Death and doom both find there way in
Love and redemption start spreading thin
In a world were I lack love for another’s flesh, another’s soul
This world were we have to bleed to smile
A world were the only sure thing, is the moment
The moment that soon fades, and leaves us naked to the future
Maybe this is how I want it to be, since for once my insides aren’t
cold and torn
But I just have to question the reasons behind my being born
Was it to live and endure pain, and lift everything I can up?
Is there more, is there less, am I looking too hard?

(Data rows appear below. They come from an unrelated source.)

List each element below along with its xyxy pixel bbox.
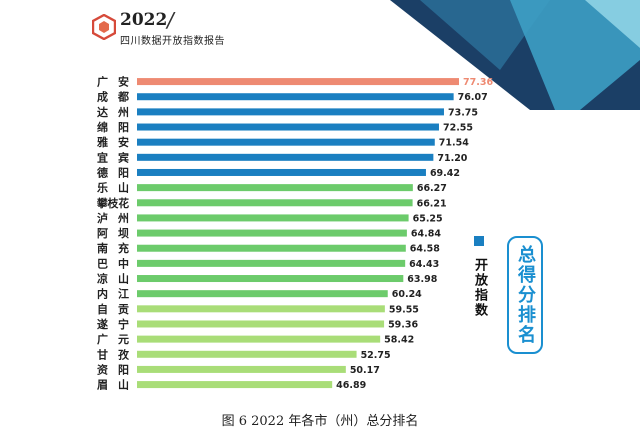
value-label: 58.42 <box>384 335 414 346</box>
corner-decoration <box>390 0 640 110</box>
value-label: 72.55 <box>443 123 473 134</box>
category-label: 内江 <box>97 287 129 301</box>
value-label: 64.84 <box>411 229 441 240</box>
value-label: 66.27 <box>417 183 447 194</box>
category-label: 遂宁 <box>97 317 129 331</box>
legend-swatch <box>474 236 484 246</box>
value-label: 59.36 <box>388 319 418 330</box>
bar <box>137 108 444 116</box>
bar <box>137 350 357 358</box>
category-label: 绵阳 <box>97 120 129 134</box>
bar <box>137 275 404 283</box>
bar <box>137 78 459 86</box>
value-label: 65.25 <box>413 213 443 224</box>
report-logo-icon <box>92 14 116 40</box>
bar <box>137 320 385 328</box>
category-label: 达州 <box>97 105 129 119</box>
category-label: 德阳 <box>96 165 129 179</box>
bar <box>137 259 406 267</box>
category-label: 宜宾 <box>97 150 129 164</box>
value-label: 77.36 <box>463 77 493 88</box>
side-title-text: 总得分排名 <box>515 245 536 345</box>
category-label: 阿坝 <box>97 226 129 240</box>
category-label: 自贡 <box>97 302 129 316</box>
value-label: 59.55 <box>389 304 419 315</box>
bar <box>137 229 407 237</box>
category-label: 资阳 <box>97 362 129 376</box>
chart-legend: 开放指数 <box>468 236 498 318</box>
bar <box>137 290 388 298</box>
category-label: 成都 <box>97 90 129 104</box>
bar <box>137 381 333 389</box>
value-label: 73.75 <box>448 107 478 118</box>
bar <box>137 335 381 343</box>
report-header: 2022 / 四川数据开放指数报告 <box>78 6 298 47</box>
value-label: 69.42 <box>430 168 460 179</box>
value-label: 76.07 <box>458 92 488 103</box>
legend-label: 开放指数 <box>472 258 487 318</box>
report-year: 2022 <box>120 10 168 30</box>
value-label: 50.17 <box>350 365 380 376</box>
value-label: 64.43 <box>409 259 439 270</box>
category-label: 攀枝花 <box>96 196 129 210</box>
value-label: 46.89 <box>336 380 366 391</box>
value-label: 52.75 <box>361 350 391 361</box>
category-label: 南充 <box>97 241 129 255</box>
bar <box>137 244 406 252</box>
bar <box>137 365 346 373</box>
category-label: 凉山 <box>97 272 129 286</box>
category-label: 乐山 <box>97 181 129 195</box>
bar <box>137 305 385 313</box>
category-label: 广元 <box>97 332 129 346</box>
value-label: 60.24 <box>392 289 422 300</box>
bar <box>137 168 426 176</box>
bar <box>137 184 413 192</box>
value-label: 71.54 <box>439 138 469 149</box>
value-label: 64.58 <box>410 244 440 255</box>
bar <box>137 214 409 222</box>
title-slash-mark: / <box>167 8 174 32</box>
bar <box>137 93 454 101</box>
category-label: 巴中 <box>97 256 129 270</box>
bars-group: 广安 77.36 成都 76.07 达州 73.75 绵阳 72.55 雅安 71.54 宜宾 71.… <box>96 75 493 392</box>
bar <box>137 123 439 131</box>
bar <box>137 153 434 161</box>
category-label: 甘孜 <box>97 347 130 361</box>
report-title: 四川数据开放指数报告 <box>120 36 225 47</box>
category-label: 眉山 <box>97 378 129 392</box>
category-label: 泸州 <box>97 211 129 225</box>
figure-caption: 图 6 2022 年各市（州）总分排名 <box>221 414 419 429</box>
value-label: 63.98 <box>407 274 437 285</box>
bar <box>137 199 413 207</box>
category-label: 雅安 <box>97 135 129 149</box>
bar <box>137 138 435 146</box>
side-title-box: 总得分排名 <box>507 236 543 354</box>
value-label: 66.21 <box>417 198 447 209</box>
value-label: 71.20 <box>437 153 467 164</box>
category-label: 广安 <box>97 75 129 89</box>
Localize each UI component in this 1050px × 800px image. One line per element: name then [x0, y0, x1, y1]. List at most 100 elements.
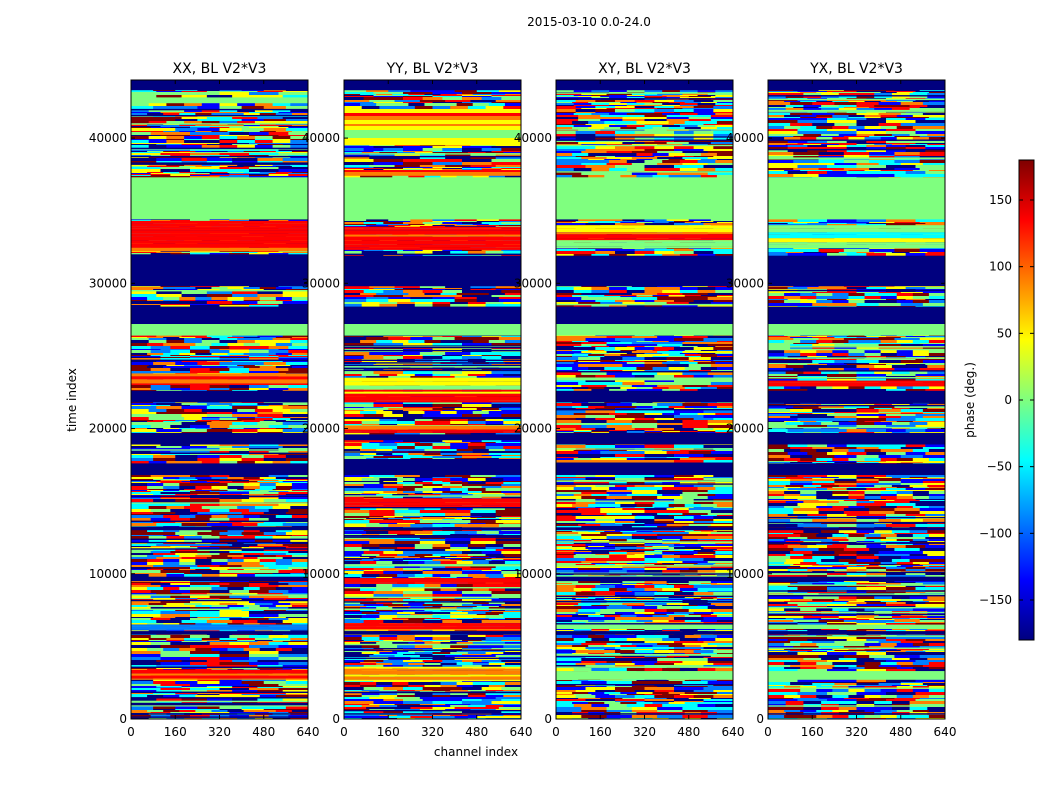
band-mix [344, 377, 521, 403]
x-tick-label: 0 [552, 725, 560, 739]
x-tick-label: 640 [510, 725, 533, 739]
band-red [131, 669, 308, 680]
x-tick-label: 640 [934, 725, 957, 739]
x-tick-label: 320 [421, 725, 444, 739]
y-tick-label: 20000 [89, 422, 127, 436]
band-red [131, 373, 308, 385]
panel-heatmap [131, 80, 308, 719]
panel-heatmap [556, 80, 733, 719]
band-zero [344, 324, 521, 336]
x-tick-label: 160 [801, 725, 824, 739]
y-tick-label: 30000 [302, 276, 340, 290]
band-flag [131, 631, 308, 635]
x-tick-label: 0 [127, 725, 135, 739]
band-flag [556, 80, 733, 91]
band-flag [768, 631, 945, 635]
panel-1: YY, BL V2*V3 0 160 320 480 640 0 10000 20000 3000… [302, 61, 533, 739]
band-flag [344, 434, 521, 441]
panel-2: XY, BL V2*V3 0 160 320 480 640 0 10000 20000 3000… [514, 61, 745, 739]
panel-title: YX, BL V2*V3 [809, 61, 903, 77]
x-tick-label: 640 [297, 725, 320, 739]
y-tick-label: 30000 [726, 276, 764, 290]
colorbar-tick-label: 0 [1004, 393, 1012, 407]
band-zero [131, 324, 308, 336]
y-axis-label: time index [65, 368, 79, 432]
band-flag [344, 459, 521, 475]
band-flag [556, 713, 733, 715]
y-tick-label: 20000 [726, 422, 764, 436]
y-tick-label: 10000 [726, 567, 764, 581]
y-tick-label: 0 [332, 712, 340, 726]
y-tick-label: 10000 [89, 567, 127, 581]
band-flag [344, 306, 521, 324]
band-flag [344, 527, 521, 531]
band-red [344, 226, 521, 250]
band-red [344, 170, 521, 176]
colorbar-tick-label: 50 [997, 326, 1012, 340]
x-tick-label: 640 [722, 725, 745, 739]
band-flag [768, 576, 945, 582]
y-tick-label: 20000 [302, 422, 340, 436]
band-flag [344, 713, 521, 715]
band-zero [131, 177, 308, 220]
band-mix [344, 109, 521, 146]
colorbar-label: phase (deg.) [963, 362, 977, 438]
band-flag [131, 463, 308, 475]
x-tick-label: 320 [845, 725, 868, 739]
panel-title: XY, BL V2*V3 [598, 61, 691, 77]
band-zero [556, 624, 733, 629]
x-tick-label: 480 [252, 725, 275, 739]
band-zero [768, 177, 945, 220]
band-red [344, 578, 521, 584]
band-zero [768, 624, 945, 629]
band-flag [768, 390, 945, 403]
band-zero [344, 177, 521, 220]
band-blue [131, 624, 308, 631]
band-zero [768, 671, 945, 680]
band-orange [344, 666, 521, 682]
panel-title: YY, BL V2*V3 [386, 61, 479, 77]
band-zero [556, 671, 733, 680]
x-tick-label: 320 [208, 725, 231, 739]
x-tick-label: 160 [377, 725, 400, 739]
band-flag [131, 80, 308, 91]
band-flag [131, 713, 308, 715]
band-flag [768, 306, 945, 324]
colorbar: −150 −100 −50 0 50 100 150 [979, 159, 1035, 641]
band-zero [556, 324, 733, 336]
band-red [768, 380, 945, 387]
x-tick-label: 480 [465, 725, 488, 739]
band-red [344, 425, 521, 433]
y-tick-label: 40000 [726, 131, 764, 145]
x-tick-label: 0 [764, 725, 772, 739]
band-flag [131, 576, 308, 582]
band-flag [556, 576, 733, 582]
x-tick-label: 480 [677, 725, 700, 739]
band-flag [768, 80, 945, 91]
x-tick-label: 320 [633, 725, 656, 739]
band-flag [131, 255, 308, 287]
colorbar-tick-label: −150 [979, 593, 1012, 607]
band-flag [768, 527, 945, 531]
y-tick-label: 0 [119, 712, 127, 726]
band-flag [556, 390, 733, 403]
band-flag [768, 432, 945, 445]
band-flag [131, 390, 308, 403]
band-zero [768, 324, 945, 336]
y-tick-label: 0 [756, 712, 764, 726]
colorbar-tick-label: −50 [987, 460, 1012, 474]
panel-0: XX, BL V2*V3 0 160 320 480 640 0 10000 20000 3000… [89, 61, 320, 739]
x-tick-label: 160 [589, 725, 612, 739]
y-tick-label: 40000 [89, 131, 127, 145]
band-cyanmix [768, 225, 945, 249]
band-flag [556, 631, 733, 635]
band-flag [556, 432, 733, 445]
y-tick-label: 40000 [514, 131, 552, 145]
band-red [344, 623, 521, 631]
band-flag [344, 80, 521, 91]
band-flag [556, 306, 733, 324]
x-axis-label: channel index [434, 745, 518, 759]
y-tick-label: 30000 [514, 276, 552, 290]
band-flag [131, 306, 308, 324]
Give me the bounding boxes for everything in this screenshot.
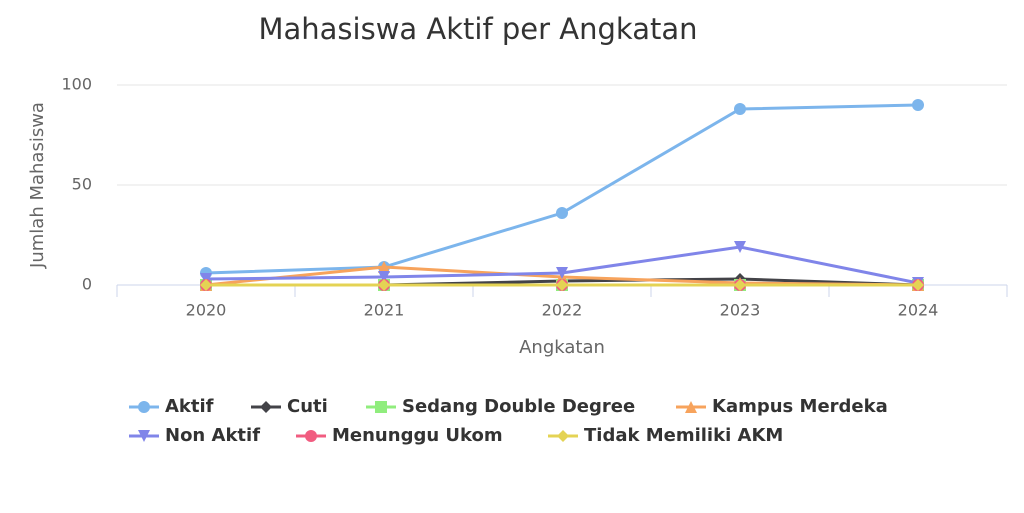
legend-item[interactable]: Aktif <box>128 393 214 420</box>
legend-symbol <box>366 401 396 413</box>
legend-item[interactable]: Sedang Double Degree <box>365 393 635 420</box>
legend-item[interactable]: Cuti <box>250 393 328 420</box>
marker <box>557 430 569 442</box>
marker <box>378 279 390 291</box>
legend-symbol <box>676 401 706 413</box>
legend-symbol <box>296 430 326 442</box>
legend-symbol <box>129 430 159 442</box>
marker <box>375 401 387 413</box>
legend-label: Aktif <box>165 396 214 417</box>
legend-symbol <box>548 430 578 442</box>
x-tick-label: 2020 <box>186 301 227 320</box>
marker <box>138 430 150 442</box>
x-tick-label: 2021 <box>364 301 405 320</box>
legend-label: Tidak Memiliki AKM <box>584 425 784 446</box>
marker <box>138 401 150 413</box>
marker <box>305 430 317 442</box>
legend-label: Non Aktif <box>165 425 261 446</box>
marker <box>556 279 568 291</box>
marker <box>734 279 746 291</box>
marker <box>556 207 568 219</box>
legend-item[interactable]: Tidak Memiliki AKM <box>547 422 783 449</box>
legend-item[interactable]: Non Aktif <box>128 422 260 449</box>
marker <box>378 271 390 283</box>
marker <box>685 401 697 413</box>
marker <box>260 401 272 413</box>
x-tick-label: 2022 <box>542 301 583 320</box>
y-tick-label: 50 <box>72 175 92 194</box>
legend-symbol <box>129 401 159 413</box>
legend-item[interactable]: Kampus Merdeka <box>675 393 888 420</box>
marker <box>912 279 924 291</box>
legend-item[interactable]: Menunggu Ukom <box>295 422 503 449</box>
x-tick-label: 2024 <box>898 301 939 320</box>
y-axis-title: Jumlah Mahasiswa <box>27 102 48 269</box>
marker <box>200 279 212 291</box>
marker <box>912 99 924 111</box>
marker <box>378 261 390 273</box>
legend-label: Sedang Double Degree <box>402 396 636 417</box>
y-tick-label: 0 <box>82 275 92 294</box>
x-axis-title: Angkatan <box>519 337 605 358</box>
legend-label: Kampus Merdeka <box>712 396 888 417</box>
marker <box>734 241 746 253</box>
legend-label: Cuti <box>287 396 328 417</box>
series-line <box>205 103 919 275</box>
marker <box>734 103 746 115</box>
marker <box>556 267 568 279</box>
y-tick-label: 100 <box>61 75 92 94</box>
legend-label: Menunggu Ukom <box>332 425 503 446</box>
x-tick-label: 2023 <box>720 301 761 320</box>
legend-symbol <box>251 401 281 413</box>
chart-title: Mahasiswa Aktif per Angkatan <box>258 12 697 46</box>
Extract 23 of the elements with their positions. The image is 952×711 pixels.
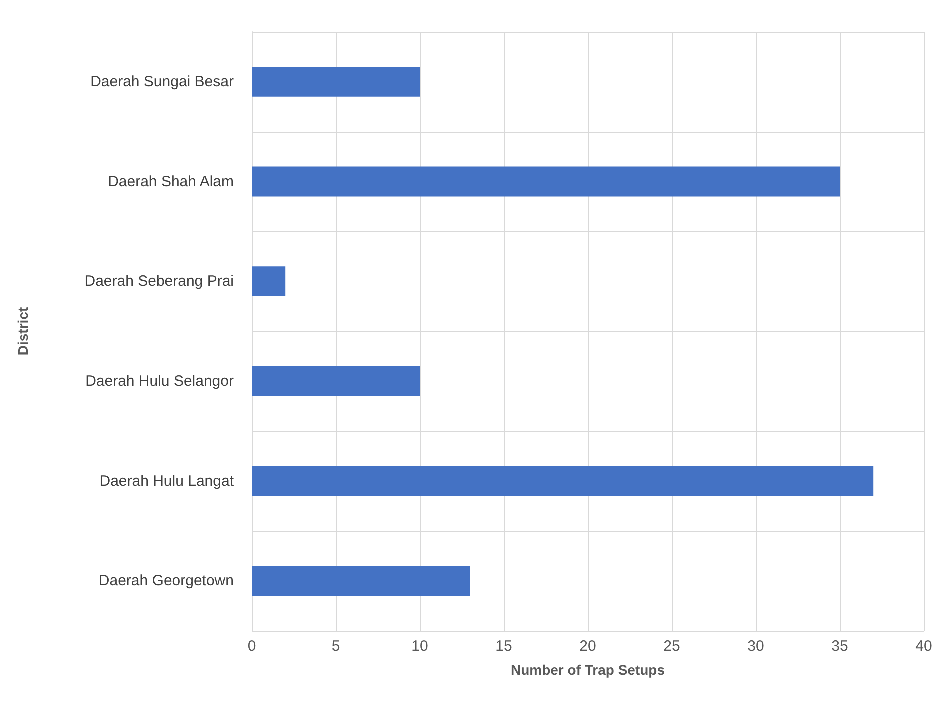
bar: [252, 566, 470, 596]
x-tick-label: 0: [248, 638, 256, 655]
bar: [252, 366, 420, 396]
x-tick-label: 25: [664, 638, 680, 655]
bar: [252, 466, 874, 496]
x-tick-label: 10: [412, 638, 428, 655]
y-tick-label: Daerah Georgetown: [98, 572, 234, 590]
bar: [252, 266, 286, 297]
y-tick-label: Daerah Seberang Prai: [84, 273, 234, 290]
x-tick-label: 30: [748, 638, 764, 655]
x-tick-label: 40: [916, 638, 932, 655]
y-axis-title: District: [15, 307, 31, 356]
x-axis-title: Number of Trap Setups: [510, 662, 666, 678]
y-tick-label: Daerah Shah Alam: [108, 173, 234, 190]
x-tick-label: 5: [332, 638, 340, 655]
y-tick-label: Daerah Sungai Besar: [90, 73, 234, 90]
x-tick-label: 35: [832, 638, 848, 655]
bar: [252, 166, 840, 197]
y-tick-label: Daerah Hulu Selangor: [86, 372, 234, 390]
x-tick-label: 15: [496, 638, 512, 655]
y-tick-label: Daerah Hulu Langat: [100, 472, 235, 490]
bar: [252, 66, 420, 97]
x-tick-label: 20: [580, 638, 596, 655]
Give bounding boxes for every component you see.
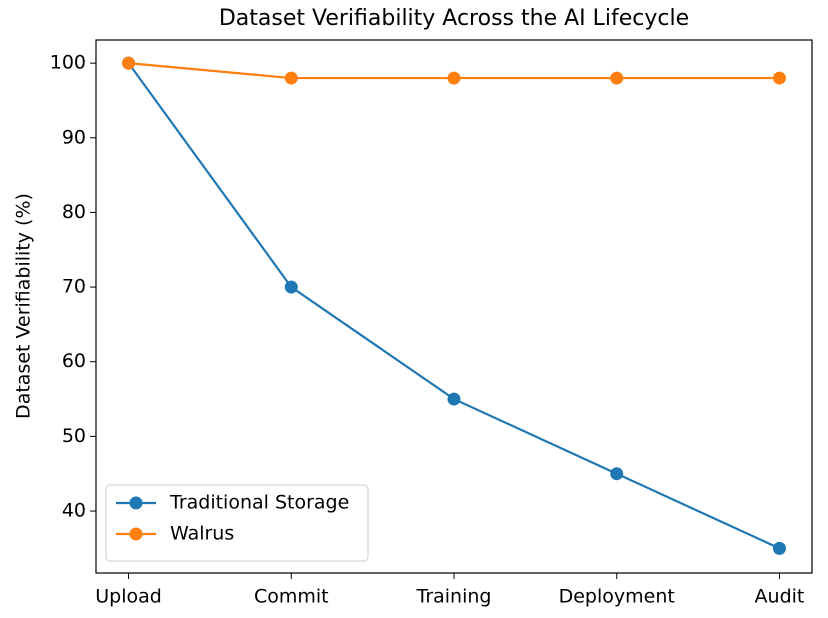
y-tick-label: 50 xyxy=(62,425,86,447)
data-point xyxy=(284,71,298,85)
x-tick-label: Training xyxy=(416,586,492,608)
y-tick-label: 40 xyxy=(62,500,86,522)
y-tick-label: 70 xyxy=(62,276,86,298)
x-tick-label: Commit xyxy=(254,586,329,608)
y-axis-label: Dataset Verifiability (%) xyxy=(13,193,35,419)
y-tick-label: 60 xyxy=(62,350,86,372)
y-tick-label: 100 xyxy=(50,52,86,74)
data-point xyxy=(447,71,461,85)
series-line xyxy=(127,62,780,550)
legend-marker xyxy=(129,527,143,541)
data-point xyxy=(122,56,136,70)
x-tick-label: Upload xyxy=(95,586,162,608)
legend-label: Walrus xyxy=(170,523,234,545)
legend-label: Traditional Storage xyxy=(169,492,349,514)
x-tick-label: Audit xyxy=(755,586,805,608)
legend-box xyxy=(105,484,369,562)
legend-marker xyxy=(129,496,143,510)
data-point xyxy=(610,467,624,481)
data-point xyxy=(772,71,786,85)
y-tick-label: 80 xyxy=(62,201,86,223)
x-tick-label: Deployment xyxy=(559,586,675,608)
y-tick-label: 90 xyxy=(62,126,86,148)
data-point xyxy=(772,541,786,555)
data-point xyxy=(610,71,624,85)
chart-title: Dataset Verifiability Across the AI Life… xyxy=(219,6,689,31)
data-point xyxy=(447,392,461,406)
data-point xyxy=(284,280,298,294)
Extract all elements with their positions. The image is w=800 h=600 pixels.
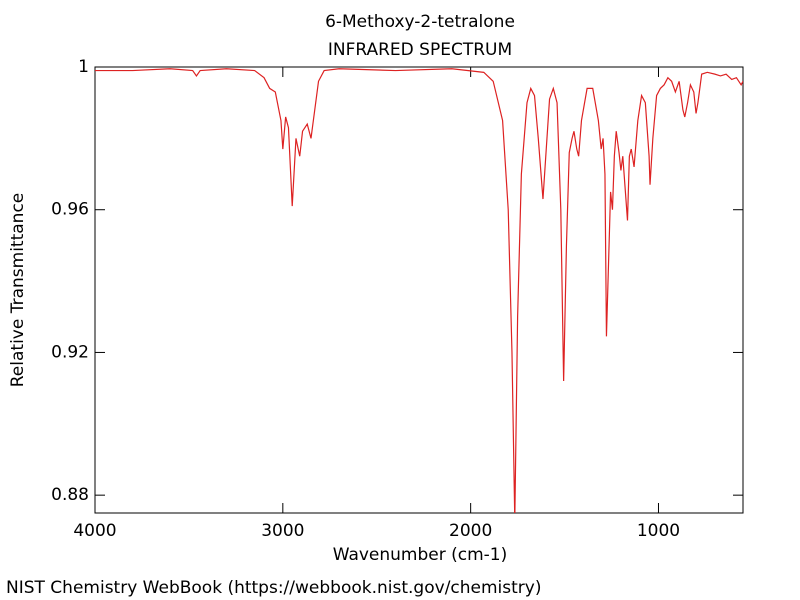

Any of these could ring true, but till I get struck by the winners
blade I know not
We just can’t see what we have till it’s gone
When the gaping wound is right in front of us, we still just don’t
get it
It’s gone, it’s over, and it’s all part of the past
So bring the truth of you to me, don’t let me bleed without sight
The sight of the blood that is drawn from a wound never let heal
A wound I till late managed to hide from my own eyes, and maybe also
yours
So cant away that pain today, for from it you have managed some joy
So let the blood drain from your life, as all the joy takes its turn
You fear the inevitable, and yet you can’t enjoy today
I’ve got a few months left to live, so passing from this land and another
shall appear
You won’t notice what I am till I am gone, or at least not how much
I meant
At this point it may sound as though I talk to another, but this is
my own subconscious trying to get through
to me
I try to resist that I am happy, I try to resist that I am surely lacking
pain
Once I forced the pain unto myself, and the scars it left are deep
But I learned I get enough pain from living, and I need to hurt me
naught
We need a balance to see what we have, and all I ask is to see it before
it’s all gone
Don’t let the most precious thing slip from your fingers due to short
sightedness
Don’t let me die before we can have one last final embrace
Don’t let me die before you see what I am
I bring you happiness, I bring you joy
Don’t cast me away like your old broken toy
Don’t cast me down without one last fucking chase, to redeem myself
and the joy I am
Don’t cast away the little love sparkle that you’re longing to feel.